Und ich ärgere mich immer wieder, weil ich als Alleinereisende sehr oft das schlechteste Zimmer bekomme. Alle Nachbarn, die hier sein könnten, denn meist stehen diese Häuser ohnehin großteils leer, haben Balkone. Aber einer alleinstehenden Frau steht das offenbar nicht zu. In Zukunft werde ich das als Sonderwunsch versuchen zu deponieren.

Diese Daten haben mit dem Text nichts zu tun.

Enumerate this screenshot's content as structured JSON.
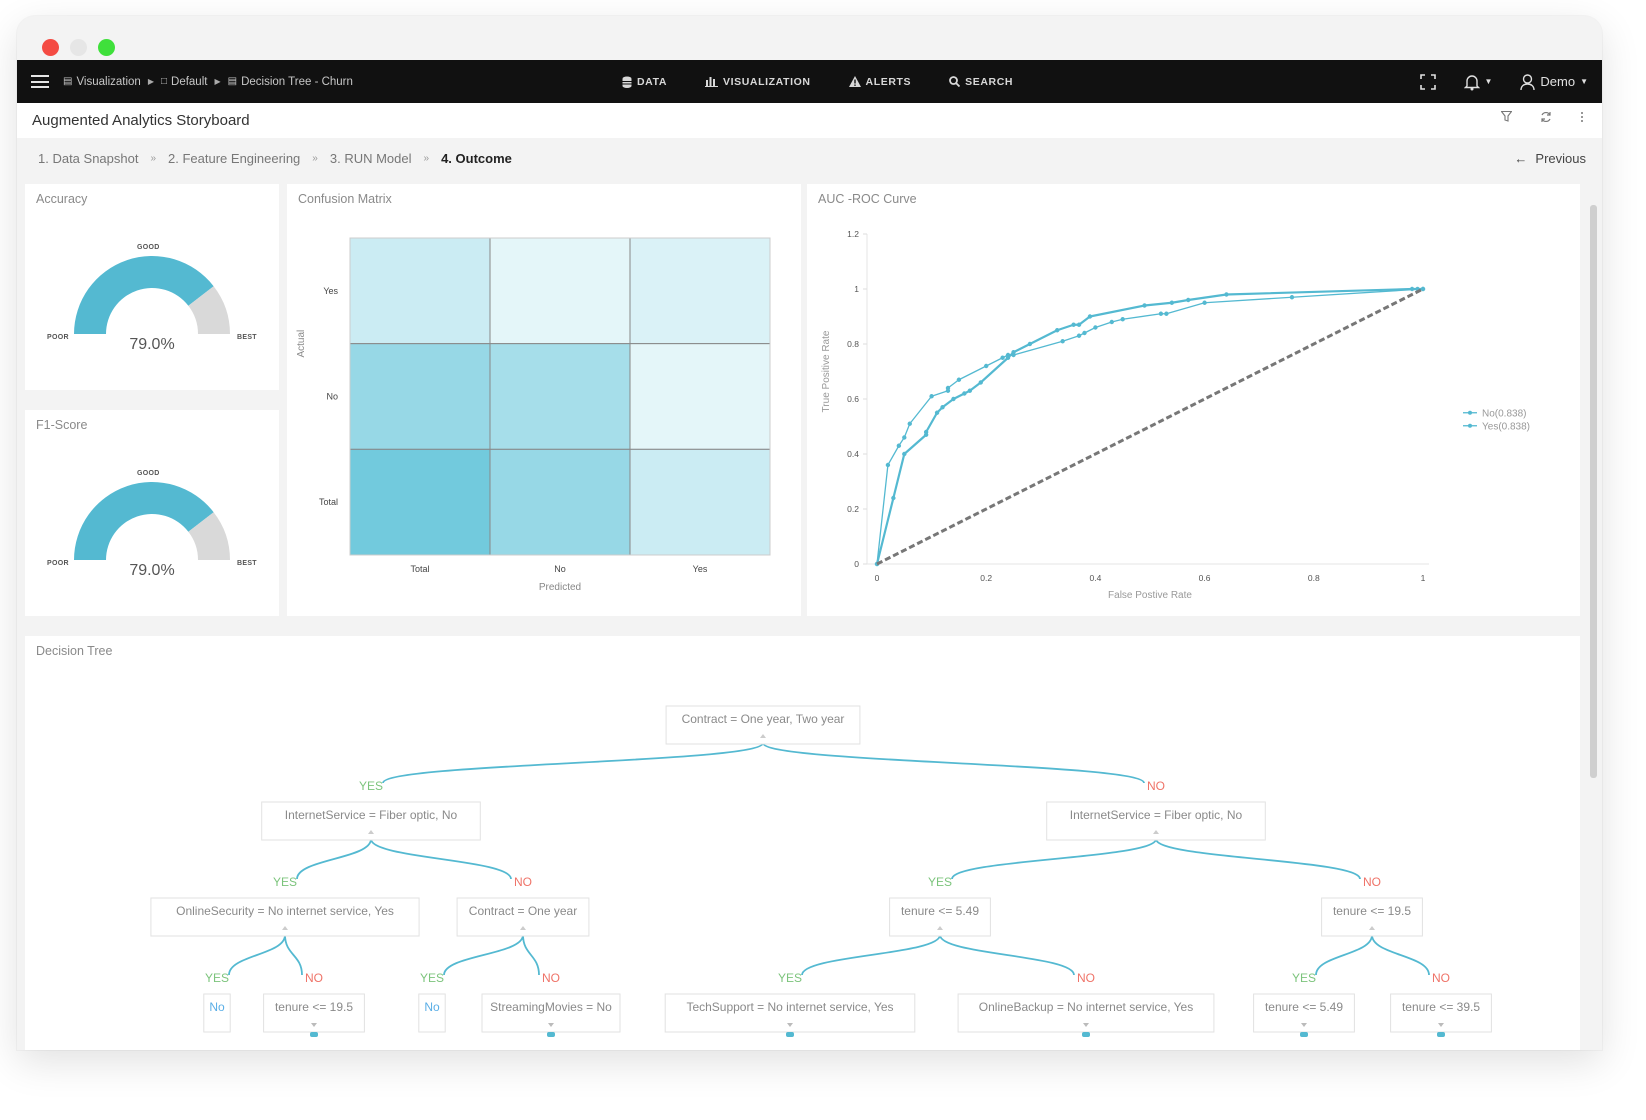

Die Landschaft von Leipzig bis nach Bad Düben ist gleichförmig. Rapsfeld, eine Baumreihe, Rapsfeld. Riesige Wolkenbänke ziehen am Himmel vorbei, sie erinnern mich an die großen Eisberge am Horizont in Grönland. Denn die Wolkenbänke sind kompakt. Eine jede scheint für sich zu existieren. Ist eine über die Landschaft und mich hinweggezogen, bricht schlagartig wieder die Sonne durch. Das Lichtspiel, das sich mir deshalb bietet, ist vielfältig. Wechselt von kühl grau zu goldener Buntheit. Das alles sieht aus, wie eine Zeitrafferaufnahme. Sehr unwirklich.

Unspektakuläre Mittsommernacht in Bad Dübingen. Dann entlang des Lutherweges, der sehr gut markiert ist, den gesamten Tag durch den Wald. Hinter einem Biber-Beobachtungsturm fand ich einen schönen Platz. Hier konnte ich an der Geschichte weiterarbeiten. Irgendwo vor mir im Sumpf wohnen die Biber. Ich bekomme Appetit, weil ich mich an das Rezept im Buch meines Liebsten, Gunter Bakay, über Philippine Welser erinnere.

Ich arbeite gerne im Wald. Schon als Kind liebte ich das, und behielt es als Gewohnheit auf Reisen bei. Wald verkehrt die Wahrnehmung nach innen, die Weite nach aussen.

ArbeitImWald

Und wieder ist ein Gastbeitrag aus der Zukunft auf meiner Seite erschienen. Die Autorin nennt sich Christine Nachfolgerin 09. Und sie spricht von einer Sie, einer Nachfolgerin 08. Ich fühle mich angesprochen. Das Zimmer 08. Seit einigen Jahren bekomme ich in Hotels, bei Wettbewerben, bei Zugplatzreservierungen … immer wieder diese Nummer 08.
Zum Gastbeitrag



Maria Peters, 22. Juni 2016


8 Kommentare

  • Verena sagt:

    Liebe Maria, freue mich immer über Deine Reiseberichte. Beim lesen, reise ich immer ein Stück mit Dir.
    Liebe Grüße Verena

  • Gunter Bakay sagt:

    Falls du wirklich ein jagbares Biber-Exemplar entdecken solltest, schick´ ich dir Philippines Rezept zum Nachkochen, – für deine entsetzten Wirtsleute …
    Damit sie sich leichter tun, hab ich´s ins Hochdeutsche übertragen. Also:

    Wenn du einen Biberschwanz machen willst
    So nimm einen Biberschwanz und die Klauen und brühe ihn, bis die Oberhaut heruntergeht. Dann nimm ihn und zieh die Haut ab. Leg ihn wieder ins Wasser und siede ihn ungefähr 3 Stunden, bis er weiß wird.
    Und wenn ihm die andere Haut abgeht, so tu ihn heraus und mach ihn sauber. Tu ihn in eine Pfanne, gieß guten Wein daran und lass ihn sieden bis er weich wird wie ein Mus.
    Wenn er ordentlich gesotten ist, tu Safran, Pfeffer, Ingwer, Zimt, ein wenig Gewürznelken, Zucker dazu und lass ihn gut sieden. Und ein Tröpfchen Essig. Richte ihn mit der Brühe und Fischen (zusammen) an.

    • Sabine sagt:

      Liebe Maria, lieber Gunther das klingt ja richtig spannend.
      Auch ich habe mir überlegt, wie das Rezept der Philippine wohl schmeckt.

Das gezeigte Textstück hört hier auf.